La base del arte de la terapia psicológica, el acto resulta tan doloroso como lo es beneficioso y muestra el rastreo a la raíz de todas nuestras relaciones posteriores, así como de nuestras necesidades afectivas y de reconocimiento. Un ejercicio de completa introspección en el cual accedemos a nuestro superyó más crudo, feo, y frágil, pero sincero.
Es un ejercicio similar al que se lleva a cabo en la creación artística, un proceso de auto-descubrimiento en donde el resultado final se basa en una sola cosa: El nivel de pureza, la sinceridad que el creador vierte en su obra. Es por todo esto que la propuesta de El Bardo resulta en un gran aliento de frescura.
Todo comenzó cuando el productor mexicano Giancarlo Banfanti, famoso instrumentista de San Pascualito Rey, estaba tomando un descanso en la ciudad de Barcelona. Entre fiestas y noches en casas desconocidas, se topó con una poeta española, Lara Muslera. Ambos compartieron ideas sobre el arte, pero también sobre sus vidas… Y lo mucho que sus padres influyeron en ella.

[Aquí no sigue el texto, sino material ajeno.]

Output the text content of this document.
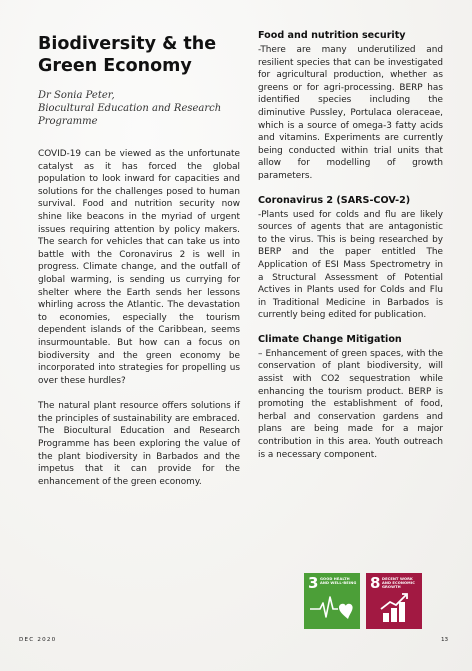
Biodiversity & the Green Economy
Dr Sonia Peter,
Biocultural Education and Research Programme

COVID-19 can be viewed as the unfortunate catalyst as it has forced the global population to look inward for capacities and solutions for the challenges posed to human survival. Food and nutrition security now shine like beacons in the myriad of urgent issues requiring attention by policy makers. The search for vehicles that can take us into battle with the Coronavirus 2 is well in progress. Climate change, and the outfall of global warming, is sending us currying for shelter where the Earth sends her lessons whirling across the Atlantic. The devastation to economies, especially the tourism dependent islands of the Caribbean, seems insurmountable. But how can a focus on biodiversity and the green economy be incorporated into strategies for propelling us over these hurdles?

The natural plant resource offers solutions if the principles of sustainability are embraced. The Biocultural Education and Research Programme has been exploring the value of the plant biodiversity in Barbados and the impetus that it can provide for the enhancement of the green economy.

Food and nutrition security

-There are many underutilized and resilient species that can be investigated for agricultural production, whether as greens or for agri-processing. BERP has identified species including the diminutive Pussley, Portulaca oleraceae, which is a source of omega-3 fatty acids and vitamins. Experiments are currently being conducted within trial units that allow for modelling of growth parameters.

Coronavirus 2 (SARS-COV-2)

-Plants used for colds and flu are likely sources of agents that are antagonistic to the virus. This is being researched by BERP and the paper entitled The Application of ESI Mass Spectrometry in a Structural Assessment of Potential Actives in Plants used for Colds and Flu in Traditional Medicine in Barbados is currently being edited for publication.

Climate Change Mitigation

– Enhancement of green spaces, with the conservation of plant biodiversity, will assist with CO2 sequestration while enhancing the tourism product. BERP is promoting the establishment of food, herbal and conservation gardens and plans are being made for a major contribution in this area. Youth outreach is a necessary component.

3 GOOD HEALTH AND WELL-BEING 8 DECENT WORK AND ECONOMIC GROWTH
DEC 2020	13
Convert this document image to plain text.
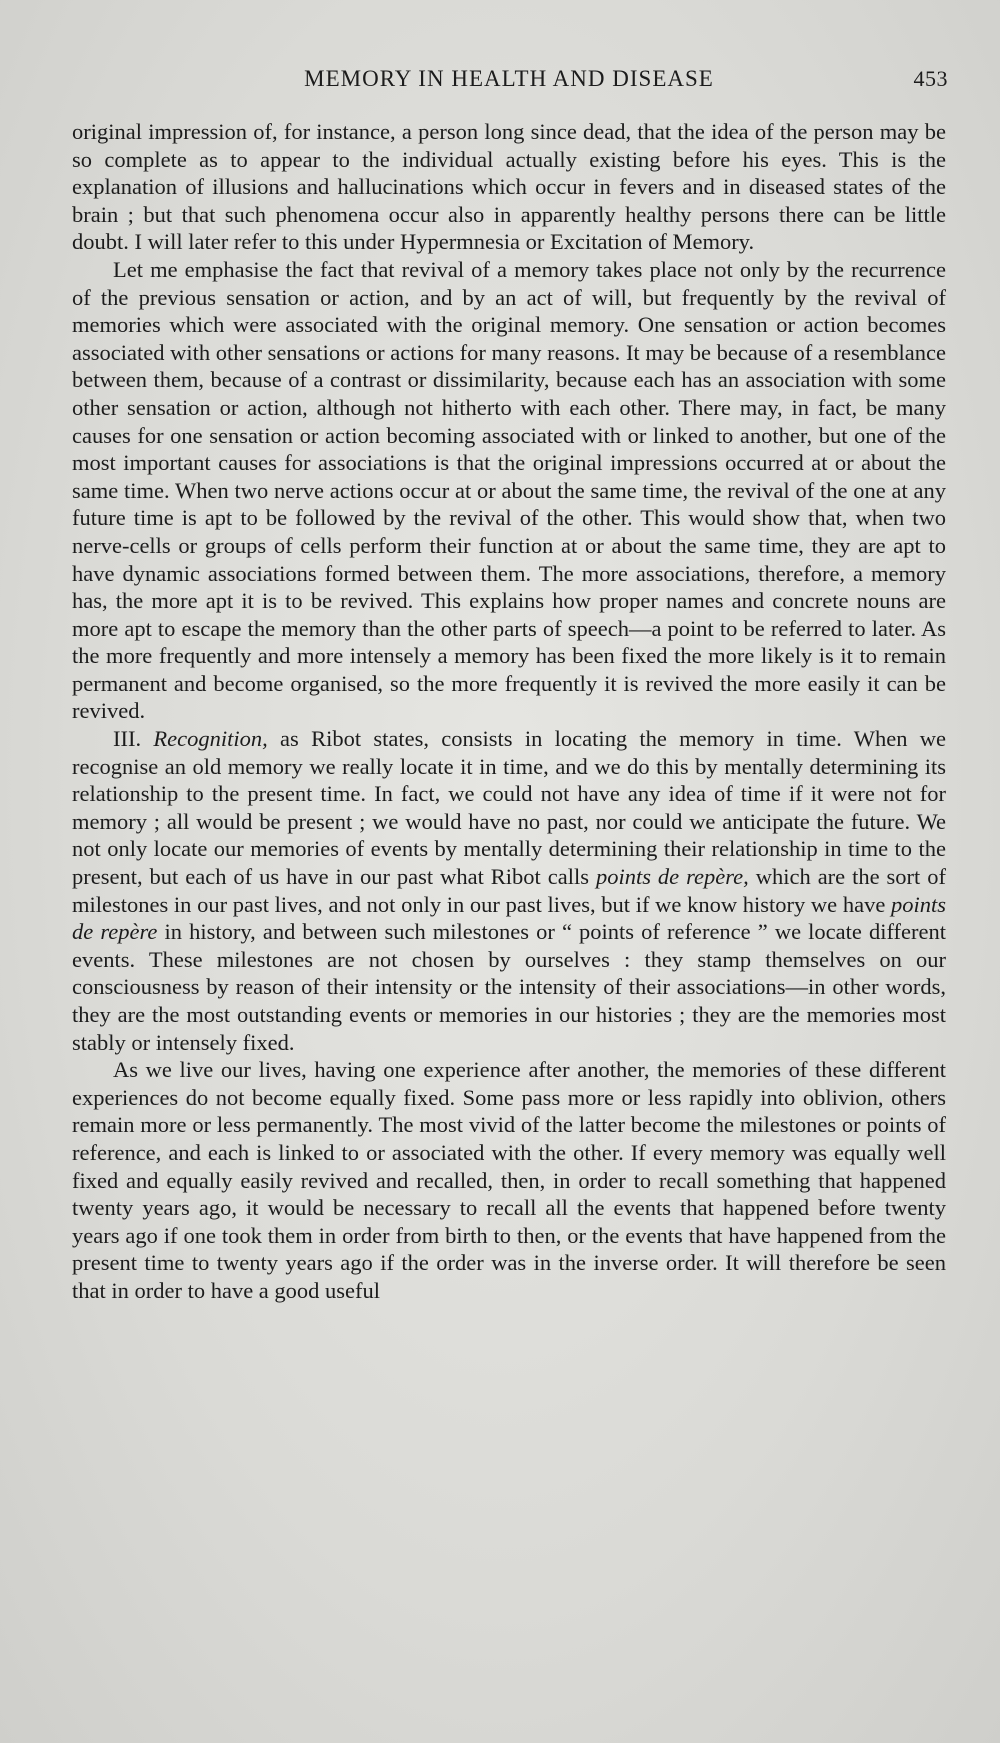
MEMORY IN HEALTH AND DISEASE	453

original impression of, for instance, a person long since dead, that the idea of the person may be so complete as to appear to the individual actually existing before his eyes. This is the explanation of illusions and hallucinations which occur in fevers and in diseased states of the brain ; but that such phenomena occur also in apparently healthy persons there can be little doubt. I will later refer to this under Hypermnesia or Excitation of Memory.

Let me emphasise the fact that revival of a memory takes place not only by the recurrence of the previous sensation or action, and by an act of will, but frequently by the revival of memories which were associated with the original memory. One sensation or action becomes associated with other sensations or actions for many reasons. It may be because of a resemblance between them, because of a contrast or dissimilarity, because each has an association with some other sensation or action, although not hitherto with each other. There may, in fact, be many causes for one sensation or action becoming associated with or linked to another, but one of the most important causes for associations is that the original impressions occurred at or about the same time. When two nerve actions occur at or about the same time, the revival of the one at any future time is apt to be followed by the revival of the other. This would show that, when two nerve-cells or groups of cells perform their function at or about the same time, they are apt to have dynamic associations formed between them. The more associations, therefore, a memory has, the more apt it is to be revived. This explains how proper names and concrete nouns are more apt to escape the memory than the other parts of speech—a point to be referred to later. As the more frequently and more intensely a memory has been fixed the more likely is it to remain permanent and become organised, so the more frequently it is revived the more easily it can be revived.

III. Recognition, as Ribot states, consists in locating the memory in time. When we recognise an old memory we really locate it in time, and we do this by mentally determining its relationship to the present time. In fact, we could not have any idea of time if it were not for memory ; all would be present ; we would have no past, nor could we anticipate the future. We not only locate our memories of events by mentally determining their relationship in time to the present, but each of us have in our past what Ribot calls points de repère, which are the sort of milestones in our past lives, and not only in our past lives, but if we know history we have points de repère in history, and between such milestones or “ points of reference ” we locate different events. These milestones are not chosen by ourselves : they stamp themselves on our consciousness by reason of their intensity or the intensity of their associations—in other words, they are the most outstanding events or memories in our histories ; they are the memories most stably or intensely fixed.

As we live our lives, having one experience after another, the memories of these different experiences do not become equally fixed. Some pass more or less rapidly into oblivion, others remain more or less permanently. The most vivid of the latter become the milestones or points of reference, and each is linked to or associated with the other. If every memory was equally well fixed and equally easily revived and recalled, then, in order to recall something that happened twenty years ago, it would be necessary to recall all the events that happened before twenty years ago if one took them in order from birth to then, or the events that have happened from the present time to twenty years ago if the order was in the inverse order. It will therefore be seen that in order to have a good useful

Con el tiempo, su encuentro derivó en un camino claro: La creación de un proyecto, El Bardo, en el cual integrarían sus propios conocimientos. Piezas melancólicas de spoken-word sobre el amor a la familia con un trabajo musical de fondo, complejo y hermoso, que complementa a la perfección la intención emotiva de los textos de Lara, cartas inteligentes en donde se desprende de los dolores de sus padres y los convierte en muestras de amor.
El resultado son dos sencillos que derivarán en un álbum. Dos sencillos que nos transportan a otro mundo en donde el pop no existe y en donde los músicos son narradores de historias, poetas que se sientan a un lado de la ventana y permiten que las atmósferas y los ritmos alimenten a sus palabras.